浄化されないままの、恐怖の古戦場にあった病院に入院していた、相談者の母親。ありえない大ミスが続く病院から転院させたくても、母の言動がおかしくなり手がつけられない。マリアさんでさえ、足がすくむようなブラックホール状態の病院から、どのように救出すればいいのか。

 

今どきの霊界お墓事情を知りたいひとにおすすめ

 

あなたの知らない世界・・・お墓、というとお坊さんに供養を頼んでおけばOK、と思いがちですが、亡くなった方たちが本当のところはどう思っているのかわかりませんよね。

最近は昔と違って、墓にこだわらない人も多くなってきたし「散骨」なんていう手段もあります。

経済的な事情から、合葬墓を選ばれる人もいるでしょうし、誰もが立派な大きなお墓を建てられるわけでもありません。

 

霊的な目で見ればどうするべきなんだろう、あるいは亡くなった方たちはどうしてもらいたいんだろう。

そんなふうに思っている方に読んでもらいたい一冊。

 

マリアさんの優しい語り口で、今の日本に合った故人に対する向き合い方が丁寧に描かれています。

お墓自体はもちろん粗末に扱うものではありませんが、一番大切なのは故人を思う気持ち。

 

供養というのは、生きているものたちが亡くなった方たちのことを忘れずにいることなのだとよくわかります。

5話が収録されていますが、実質お墓の詳しい話は一話目に入っています。

 

「霊能師が教えるお墓マニュアル」の感想

 

まだまだお墓に入るには遠い現役世代ですが、両親が高齢になってくると考えずにはいられないお墓問題。

縁起でもない・・・と、つい避けがちなお話ではあるのですが、実際に何かあってからあたふたと慌てて考えるよりも、じっくりどうしたらいいのか考えたい大事なお話です。

霊能者でなければわからないことが作中で語られており、「へえ、亡くなった方ってこういうふうに思っているんだ」と、参考になることがたくさんありました。

 

自分は海に散骨でいいかなあ、と思ってはいるのですが、意外に「骨」って執着するものなんですかね。

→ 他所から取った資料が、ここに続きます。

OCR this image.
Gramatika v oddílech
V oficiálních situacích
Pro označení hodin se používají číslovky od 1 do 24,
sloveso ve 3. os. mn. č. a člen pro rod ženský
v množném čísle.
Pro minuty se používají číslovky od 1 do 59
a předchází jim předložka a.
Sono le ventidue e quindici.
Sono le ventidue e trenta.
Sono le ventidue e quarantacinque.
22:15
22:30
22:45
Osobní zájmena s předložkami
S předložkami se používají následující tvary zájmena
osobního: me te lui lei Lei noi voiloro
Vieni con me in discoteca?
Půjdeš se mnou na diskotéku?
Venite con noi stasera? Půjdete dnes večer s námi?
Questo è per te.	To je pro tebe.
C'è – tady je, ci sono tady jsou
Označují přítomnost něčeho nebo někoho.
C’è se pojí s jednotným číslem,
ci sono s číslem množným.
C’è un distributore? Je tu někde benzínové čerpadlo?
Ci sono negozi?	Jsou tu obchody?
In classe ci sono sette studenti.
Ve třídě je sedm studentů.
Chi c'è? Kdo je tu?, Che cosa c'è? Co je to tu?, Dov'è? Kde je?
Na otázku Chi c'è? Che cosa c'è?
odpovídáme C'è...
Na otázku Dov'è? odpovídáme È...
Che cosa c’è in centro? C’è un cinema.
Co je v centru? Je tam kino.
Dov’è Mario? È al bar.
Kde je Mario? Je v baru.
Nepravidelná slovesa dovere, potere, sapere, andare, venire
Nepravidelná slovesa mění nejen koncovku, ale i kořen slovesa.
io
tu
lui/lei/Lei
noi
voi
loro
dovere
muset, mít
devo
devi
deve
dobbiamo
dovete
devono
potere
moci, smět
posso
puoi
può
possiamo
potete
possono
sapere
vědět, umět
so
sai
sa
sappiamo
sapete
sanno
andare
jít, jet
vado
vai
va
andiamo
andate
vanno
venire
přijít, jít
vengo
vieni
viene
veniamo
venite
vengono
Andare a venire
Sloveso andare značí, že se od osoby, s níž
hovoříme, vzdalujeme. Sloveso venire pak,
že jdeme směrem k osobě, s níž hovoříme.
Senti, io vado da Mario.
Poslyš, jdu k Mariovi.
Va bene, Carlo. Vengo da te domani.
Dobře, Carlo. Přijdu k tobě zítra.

こればっかりは「あちら側」に行ってみないと、わからないかも。

 

他に収録されていたお話の中でジーンときたのは、第3話「あの日僕は消えた」ですね。

友人が亡くなった原因は自分にある、と信じて彼の代わりに生きようとしていた「たなっち」の苦しみが、マリアさんのおかげで解放され、本当は友人は恨んでなんかいなくてずっと守っていてくれた、という感動のお話でした。

もう話ができない故人との橋渡しができる霊能師という役割を果たしてくれる、音羽マリアさんという存在が本当にありがたいもの。

 

ほん怖の玲子さん、みっちゃんシリーズや、毒舌霊能者の斎さんの漫画も最高に面白いですが、音羽マリアシリーズでは「癒やし」を感じますね。

マリアさんの癒やし系な雰囲気が作品から伝わってきて、ファンがどんどん増えていきそう♡

 

おどろおどろしいのが苦手な方でも、安心して読めるお話ですよ〜。